Honestly, I don't understand why people are excited about this. I'd rather they just used AI. TIt's not about whether human writing is good or bad. It's that this kind of writing feels like a deception of the reader.
When making overgeneralizations, there's a basic minimum standard required.
Saying that making token usage a KPI makes it hard for employees to report is just an 'obvious' fact that's already appeared in far too many essays. Wake up. You're 'consultants.' Consultants are supposed to provide metrics and directions, but all you're doing is shouting into an echo chamber and asking for agreement.
If a significant portion of corporate AI investments are shoddy, you could at least propose specific metrics like document collection rates or user evaluation scores using the very skills you claim to have. I really don't get it.
Just use AI. I wish the OP had used AI. Let me be realistic.
Clicking the footnote for the weird "All of the AI projects we have observed as a team are failing" is equal parts enlightening and confusing:
> We have rejected all AI implementation work. It is absolutely a gigantic bubble and we have minimized our exposure to it – every single one of our current contracts would be totally unaffected by OpenAI collapsing, save for perhaps some second-order effects such a recession causing a client to become unable to pay us. And there’s nothing we can do to insulate ourselves from that anyway.
Following the link to their company page goes to Hermit Tech, where the primary advertisements for their services are about helping failing projects and troubled teams.
So this is just one huge selection bias example? Start a consulting company for recovering struggling projects, then make claims like "100% of the projects we've seen are struggling"?
There's so much more in this blog post that feels like they're working hard to ignore anything that disagrees with their bubble.

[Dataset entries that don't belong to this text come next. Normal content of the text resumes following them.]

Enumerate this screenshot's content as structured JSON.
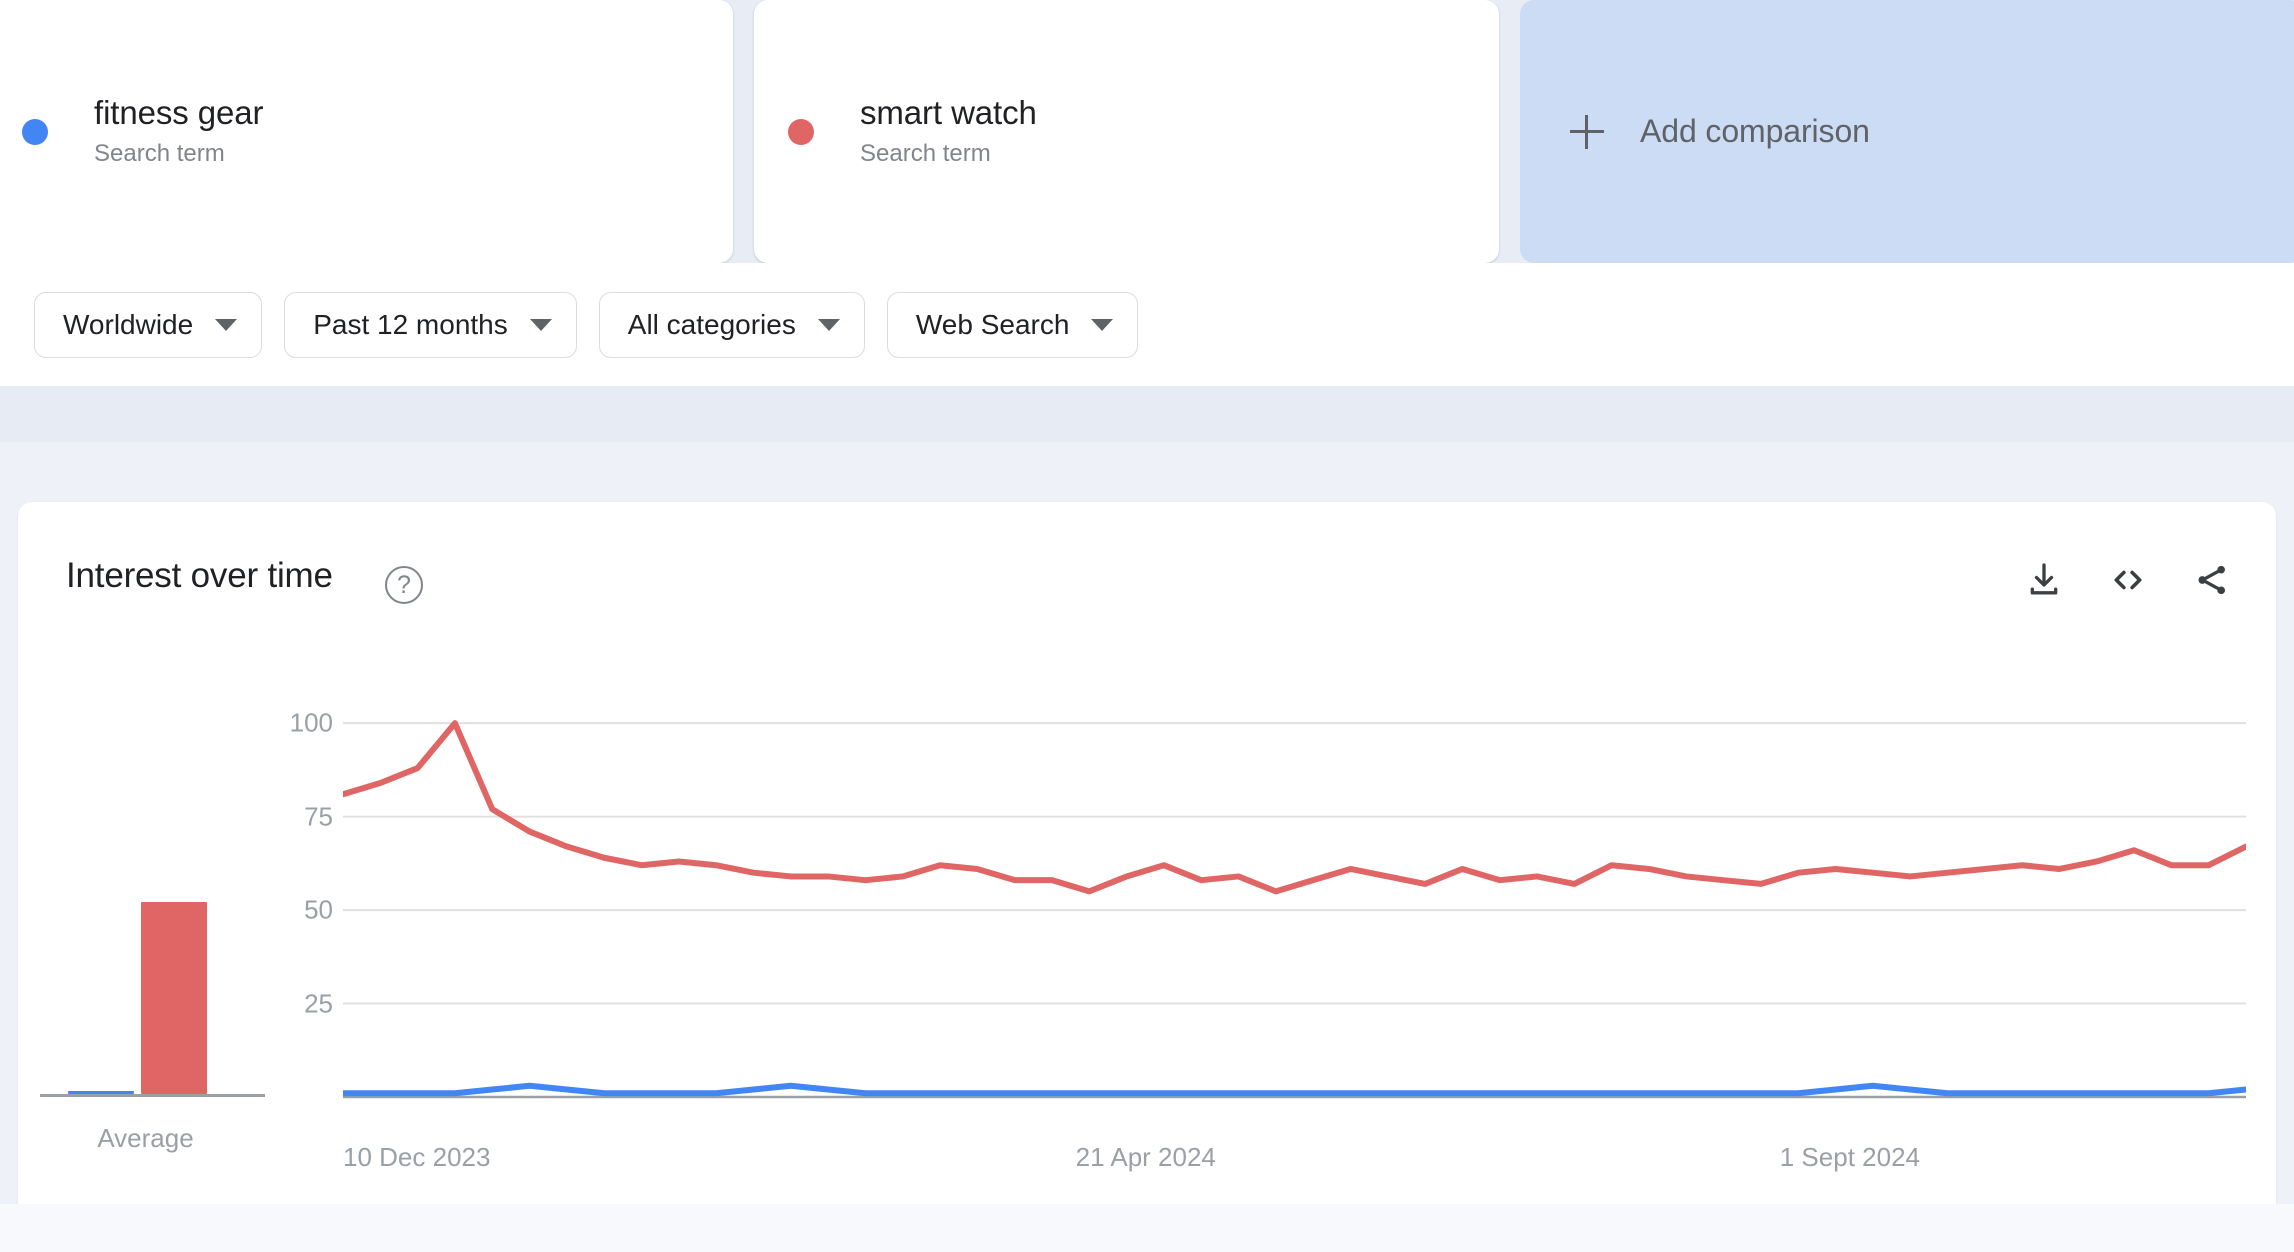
{
  "comparison": {
    "terms": [
      {
        "name": "fitness gear",
        "type_label": "Search term",
        "color": "#4285f4"
      },
      {
        "name": "smart watch",
        "type_label": "Search term",
        "color": "#e06666"
      }
    ],
    "add_comparison_label": "Add comparison"
  },
  "filters": [
    {
      "label": "Worldwide"
    },
    {
      "label": "Past 12 months"
    },
    {
      "label": "All categories"
    },
    {
      "label": "Web Search"
    }
  ],
  "chart_panel": {
    "title": "Interest over time",
    "help_glyph": "?",
    "actions": [
      {
        "name": "download",
        "label": "Download"
      },
      {
        "name": "embed",
        "label": "Embed"
      },
      {
        "name": "share",
        "label": "Share"
      }
    ]
  },
  "chart_data": {
    "type": "line",
    "title": "Interest over time",
    "xlabel": "",
    "ylabel": "",
    "ylim": [
      0,
      107
    ],
    "yticks": [
      25,
      50,
      75,
      100
    ],
    "ytick_labels": [
      "25",
      "50",
      "75",
      "100"
    ],
    "grid": true,
    "legend_position": "top-cards",
    "x_tick_labels": [
      "10 Dec 2023",
      "21 Apr 2024",
      "1 Sept 2024"
    ],
    "x_tick_positions": [
      0,
      0.385,
      0.755
    ],
    "x_start": "10 Dec 2023",
    "x_end": "Dec 2024",
    "series": [
      {
        "name": "fitness gear",
        "color": "#4285f4",
        "values": [
          1,
          1,
          1,
          1,
          2,
          3,
          2,
          1,
          1,
          1,
          1,
          2,
          3,
          2,
          1,
          1,
          1,
          1,
          1,
          1,
          1,
          1,
          1,
          1,
          1,
          1,
          1,
          1,
          1,
          1,
          1,
          1,
          1,
          1,
          1,
          1,
          1,
          1,
          1,
          1,
          2,
          3,
          2,
          1,
          1,
          1,
          1,
          1,
          1,
          1,
          1,
          2
        ]
      },
      {
        "name": "smart watch",
        "color": "#e06666",
        "values": [
          81,
          84,
          88,
          100,
          77,
          71,
          67,
          64,
          62,
          63,
          62,
          60,
          59,
          59,
          58,
          59,
          62,
          61,
          58,
          58,
          55,
          59,
          62,
          58,
          59,
          55,
          58,
          61,
          59,
          57,
          61,
          58,
          59,
          57,
          62,
          61,
          59,
          58,
          57,
          60,
          61,
          60,
          59,
          60,
          61,
          62,
          61,
          63,
          66,
          62,
          62,
          67
        ]
      }
    ],
    "average_bar": {
      "label": "Average",
      "bars": [
        {
          "name": "fitness gear",
          "value": 1,
          "color": "#4285f4"
        },
        {
          "name": "smart watch",
          "value": 62,
          "color": "#e06666"
        }
      ]
    }
  }
}
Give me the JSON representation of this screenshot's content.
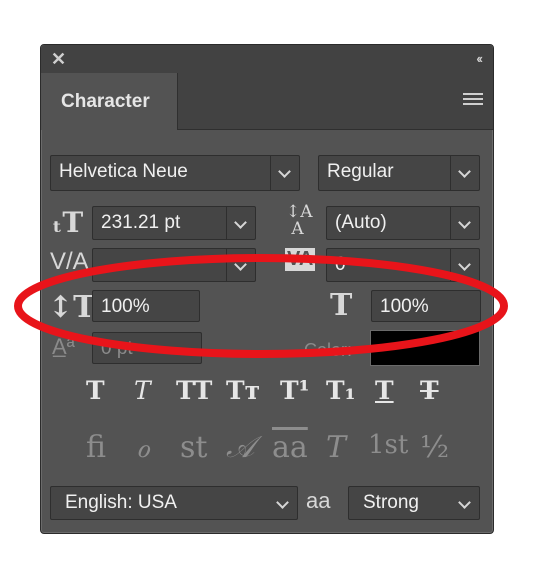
{
  "panel": {
    "close_icon": "close-icon",
    "collapse_icon": "double-chevron-left-icon",
    "tab_label": "Character",
    "menu_icon": "hamburger-menu-icon"
  },
  "font": {
    "family": "Helvetica Neue",
    "style": "Regular"
  },
  "sizes": {
    "font_size": "231.21 pt",
    "leading": "(Auto)",
    "kerning": "",
    "tracking": "0",
    "vertical_scale": "100%",
    "horizontal_scale": "100%",
    "baseline_shift": "0 pt",
    "color_label": "Color:",
    "color_value": "#000000"
  },
  "style_buttons": [
    "T",
    "T",
    "TT",
    "Tт",
    "T¹",
    "T₁",
    "T",
    "T"
  ],
  "opentype_buttons": [
    "ﬁ",
    "ℴ",
    "st",
    "𝒜",
    "aa",
    "T",
    "1st",
    "½"
  ],
  "footer": {
    "language": "English: USA",
    "antialias_icon": "aa",
    "antialias": "Strong"
  },
  "annotation": {
    "color": "#e8141a"
  }
}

Building an AI data pipeline with evals such that you can swap between AI APIs is standard. It's actually part of doing a decent job because you need to select which model hits the right cost/performance tradeoffs and be in a position to pivot when that math changes. Harboring ideas that OpenAI is going to collapse and bring your projects down with it is the kind of talk you hear out of people who don't understand how AI projects work or that there's an ecosystem to it beyond a single company.
The latest projects I'm working on even include open weight models that can be run on reasonable local hardware as cost and performance benchmarks. Even if all of the AI providers collapsed at the same time and nobody offered any services (not going to happen) these projects can still continue on.

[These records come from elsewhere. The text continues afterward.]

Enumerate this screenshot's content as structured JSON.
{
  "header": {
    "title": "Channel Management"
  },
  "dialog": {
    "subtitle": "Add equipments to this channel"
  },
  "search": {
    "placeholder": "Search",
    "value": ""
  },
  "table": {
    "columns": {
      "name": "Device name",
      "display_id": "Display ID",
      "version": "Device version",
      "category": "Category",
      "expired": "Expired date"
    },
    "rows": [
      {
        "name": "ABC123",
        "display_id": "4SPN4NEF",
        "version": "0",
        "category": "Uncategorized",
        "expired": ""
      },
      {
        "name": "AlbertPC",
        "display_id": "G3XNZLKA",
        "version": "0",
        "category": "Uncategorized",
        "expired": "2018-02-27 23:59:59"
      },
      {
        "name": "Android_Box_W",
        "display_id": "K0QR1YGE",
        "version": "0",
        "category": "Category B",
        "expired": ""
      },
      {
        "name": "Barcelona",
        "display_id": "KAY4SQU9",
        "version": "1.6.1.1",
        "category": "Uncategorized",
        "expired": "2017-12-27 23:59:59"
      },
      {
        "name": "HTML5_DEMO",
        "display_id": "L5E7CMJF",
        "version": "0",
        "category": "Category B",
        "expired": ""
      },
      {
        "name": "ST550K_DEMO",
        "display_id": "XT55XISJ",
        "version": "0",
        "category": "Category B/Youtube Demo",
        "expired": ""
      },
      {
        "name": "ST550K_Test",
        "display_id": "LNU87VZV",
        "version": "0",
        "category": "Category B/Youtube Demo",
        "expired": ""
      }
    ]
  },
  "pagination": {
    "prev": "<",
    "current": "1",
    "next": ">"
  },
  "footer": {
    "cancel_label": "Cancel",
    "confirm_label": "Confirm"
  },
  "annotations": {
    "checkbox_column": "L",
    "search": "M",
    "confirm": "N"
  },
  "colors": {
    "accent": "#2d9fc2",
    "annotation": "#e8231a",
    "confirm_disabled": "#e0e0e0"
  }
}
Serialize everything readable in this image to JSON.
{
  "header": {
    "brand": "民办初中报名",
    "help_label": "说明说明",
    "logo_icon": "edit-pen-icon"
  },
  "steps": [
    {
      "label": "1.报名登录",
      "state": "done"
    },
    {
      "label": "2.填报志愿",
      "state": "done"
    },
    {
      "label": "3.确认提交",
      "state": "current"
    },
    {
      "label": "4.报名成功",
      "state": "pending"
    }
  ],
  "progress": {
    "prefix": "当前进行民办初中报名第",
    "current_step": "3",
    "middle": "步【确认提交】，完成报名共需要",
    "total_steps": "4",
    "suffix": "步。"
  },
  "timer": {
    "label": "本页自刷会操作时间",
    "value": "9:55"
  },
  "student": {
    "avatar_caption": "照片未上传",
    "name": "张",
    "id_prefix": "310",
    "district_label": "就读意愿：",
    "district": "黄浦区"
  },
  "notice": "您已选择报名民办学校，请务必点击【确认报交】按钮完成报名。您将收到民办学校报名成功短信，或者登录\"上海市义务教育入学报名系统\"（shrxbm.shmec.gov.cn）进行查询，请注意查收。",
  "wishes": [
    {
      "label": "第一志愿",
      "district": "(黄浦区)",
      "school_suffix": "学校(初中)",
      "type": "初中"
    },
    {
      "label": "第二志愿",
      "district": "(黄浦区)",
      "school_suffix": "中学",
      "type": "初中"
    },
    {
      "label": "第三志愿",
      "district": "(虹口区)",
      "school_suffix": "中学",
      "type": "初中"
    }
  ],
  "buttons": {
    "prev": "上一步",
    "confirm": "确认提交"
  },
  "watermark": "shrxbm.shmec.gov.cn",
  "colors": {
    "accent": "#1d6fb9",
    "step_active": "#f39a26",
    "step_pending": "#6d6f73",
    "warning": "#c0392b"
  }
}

It's a very weird time in technology. You can have one foot in a world where people are adopting technologies and using them intelligently, then you can run into articles like this from people who have built their own little self-selecting bubble that confirms all of their ideas who can't even imagine that successful projects exist right now.
Interesting how op describes his own experience and then assume that every other company around the globe experience exactly the same.
He generalizes CEO's behavior but provides no evidence. Cool.
Most of us on some level felt confident that AI would completely revolutionise our society. The singularity made sense to me, at least. It hasn't worked out like that, but rather than accept the crushing reality of our mistake and take a second to re-evaluate, we've decided to LARP out the future we promised ourselves by crowbar-and-vaselineing AI into every crack and crevice we can find and loudly proclaiming progress.
It's like some 90s kid with a Nintendo power glove who's convinced themselves that this makes them a hacker. This is not the singularity.
I personally can't wait for this to end, and for everyone to collectively get back to waiting for whatever the next golden ticket that's supposed to solve all of our problems turns out to be.